The group, whose projects include the refurbishment of London Blackfriars station and the aquatics centre for London’s 2012 Olympic Games, reported a meagre four per cent rise in underlying profits to £138m in the first half of the year to July 1 from £133m last year.
“Nearly a year on from the UK government’s comprehensive spending review, the impact of the reduction in government spending is evident in UK infrastructure markets and consequently in our UK order book,” Balfour, led by chief executive Ian Tyler, said in a statement.
Overall orders, however, grew by six per cent to £15.5bn from £14.6bn a year earlier, boosted by a “good order intake from the US”.
Whilst domestic markets remain sluggish, Balfour said it was seeking opportunites for expansion abroad, such as the Middle East where there is a growing demand for infrastructure.
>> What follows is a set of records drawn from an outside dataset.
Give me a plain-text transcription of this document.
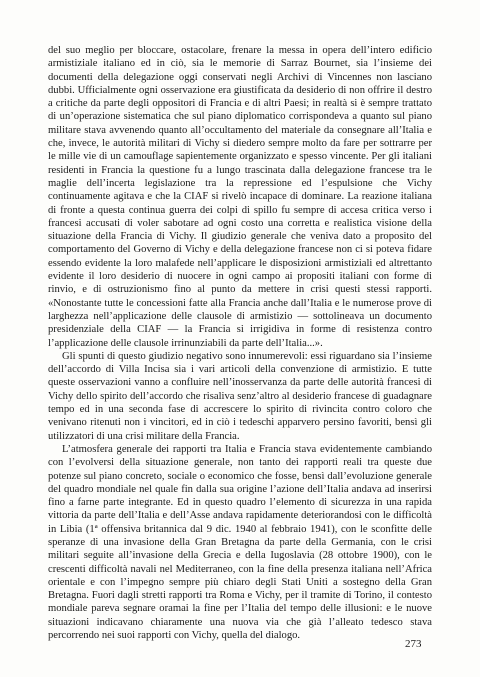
del suo meglio per bloccare, ostacolare, frenare la messa in opera dell’intero edificio armistiziale italiano ed in ciò, sia le memorie di Sarraz Bournet, sia l’insieme dei documenti della delegazione oggi conservati negli Archivi di Vincennes non lasciano dubbi. Ufficialmente ogni osservazione era giustificata da desiderio di non offrire il destro a critiche da parte degli oppositori di Francia e di altri Paesi; in realtà si è sempre trattato di un’operazione sistematica che sul piano diplomatico corrispondeva a quanto sul piano militare stava avvenendo quanto all’occultamento del materiale da consegnare all’Italia e che, invece, le autorità militari di Vichy si diedero sempre molto da fare per sottrarre per le mille vie di un camouflage sapientemente organizzato e spesso vincente. Per gli italiani residenti in Francia la questione fu a lungo trascinata dalla delegazione francese tra le maglie dell’incerta legislazione tra la repressione ed l’espulsione che Vichy continuamente agitava e che la CIAF si rivelò incapace di dominare. La reazione italiana di fronte a questa continua guerra dei colpi di spillo fu sempre di accesa critica verso i francesi accusati di voler sabotare ad ogni costo una corretta e realistica visione della situazione della Francia di Vichy. Il giudizio generale che veniva dato a proposito del comportamento del Governo di Vichy e della delegazione francese non ci si poteva fidare essendo evidente la loro malafede nell’applicare le disposizioni armistiziali ed altrettanto evidente il loro desiderio di nuocere in ogni campo ai propositi italiani con forme di rinvio, e di ostruzionismo fino al punto da mettere in crisi questi stessi rapporti. «Nonostante tutte le concessioni fatte alla Francia anche dall’Italia e le numerose prove di larghezza nell’applicazione delle clausole di armistizio — sottolineava un documento presidenziale della CIAF — la Francia si irrigidiva in forme di resistenza contro l’applicazione delle clausole irrinunziabili da parte dell’Italia...».

Gli spunti di questo giudizio negativo sono innumerevoli: essi riguardano sia l’insieme dell’accordo di Villa Incisa sia i vari articoli della convenzione di armistizio. E tutte queste osservazioni vanno a confluire nell’inosservanza da parte delle autorità francesi di Vichy dello spirito dell’accordo che risaliva senz’altro al desiderio francese di guadagnare tempo ed in una seconda fase di accrescere lo spirito di rivincita contro coloro che venivano ritenuti non i vincitori, ed in ciò i tedeschi apparvero persino favoriti, bensì gli utilizzatori di una crisi militare della Francia.

L’atmosfera generale dei rapporti tra Italia e Francia stava evidentemente cambiando con l’evolversi della situazione generale, non tanto dei rapporti reali tra queste due potenze sul piano concreto, sociale o economico che fosse, bensì dall’evoluzione generale del quadro mondiale nel quale fin dalla sua origine l’azione dell’Italia andava ad inserirsi fino a farne parte integrante. Ed in questo quadro l’elemento di sicurezza in una rapida vittoria da parte dell’Italia e dell’Asse andava rapidamente deteriorandosi con le difficoltà in Libia (1ª offensiva britannica dal 9 dic. 1940 al febbraio 1941), con le sconfitte delle speranze di una invasione della Gran Bretagna da parte della Germania, con le crisi militari seguite all’invasione della Grecia e della Iugoslavia (28 ottobre 1900), con le crescenti difficoltà navali nel Mediterraneo, con la fine della presenza italiana nell’Africa orientale e con l’impegno sempre più chiaro degli Stati Uniti a sostegno della Gran Bretagna. Fuori dagli stretti rapporti tra Roma e Vichy, per il tramite di Torino, il contesto mondiale pareva segnare oramai la fine per l’Italia del tempo delle illusioni: e le nuove situazioni indicavano chiaramente una nuova via che già l’alleato tedesco stava percorrendo nei suoi rapporti con Vichy, quella del dialogo.

273
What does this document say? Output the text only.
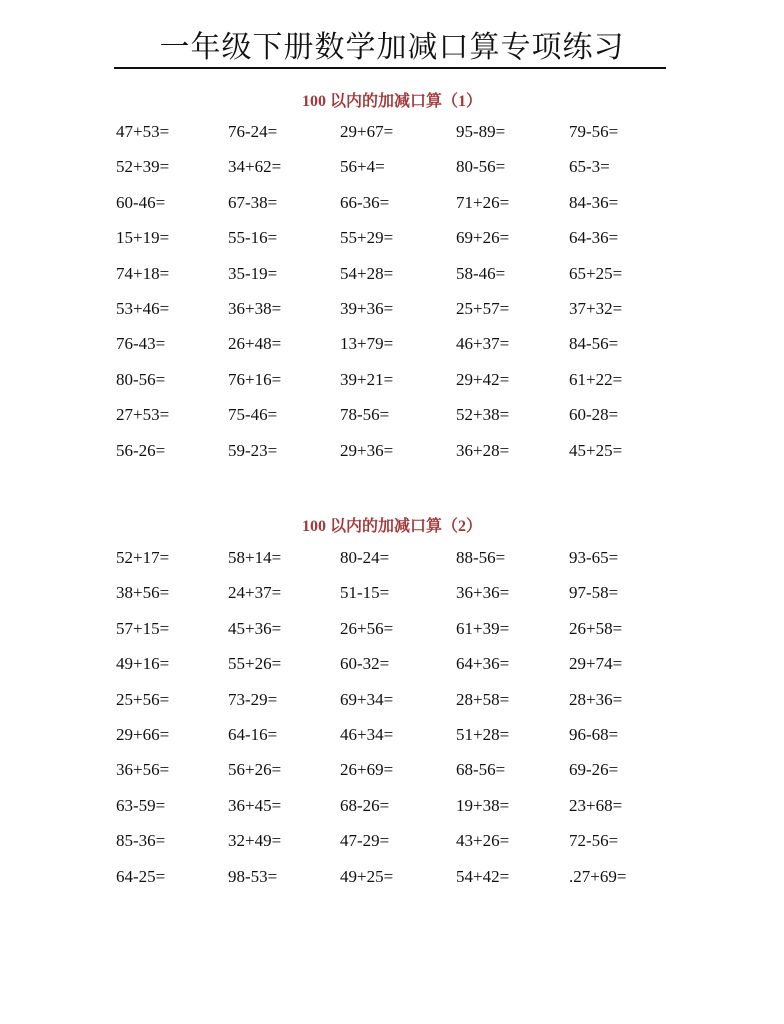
一年级下册数学加减口算专项练习
100 以内的加减口算（1）
47+53=	76-24=	29+67=	95-89=	79-56=
52+39=	34+62=	56+4=	80-56=	65-3=
60-46=	67-38=	66-36=	71+26=	84-36=
15+19=	55-16=	55+29=	69+26=	64-36=
74+18=	35-19=	54+28=	58-46=	65+25=
53+46=	36+38=	39+36=	25+57=	37+32=
76-43=	26+48=	13+79=	46+37=	84-56=
80-56=	76+16=	39+21=	29+42=	61+22=
27+53=	75-46=	78-56=	52+38=	60-28=
56-26=	59-23=	29+36=	36+28=	45+25=
100 以内的加减口算（2）
52+17=	58+14=	80-24=	88-56=	93-65=
38+56=	24+37=	51-15=	36+36=	97-58=
57+15=	45+36=	26+56=	61+39=	26+58=
49+16=	55+26=	60-32=	64+36=	29+74=
25+56=	73-29=	69+34=	28+58=	28+36=
29+66=	64-16=	46+34=	51+28=	96-68=
36+56=	56+26=	26+69=	68-56=	69-26=
63-59=	36+45=	68-26=	19+38=	23+68=
85-36=	32+49=	47-29=	43+26=	72-56=
64-25=	98-53=	49+25=	54+42=	.27+69=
“We expect recovery in our markets in the medium term, and we have positioned ourselves to take advantage of the growing demand longer-term for infrastructure across the globe,” Tyler said.
Balfour, which operates in 80 countries and employs 50,000 people, said it continues to focus on cost efficiencies, which are expected to save at least £30m per annum by the end of 2012.
Shares closed down five per cent to 249p as the market remained uncertain over recovery in the US.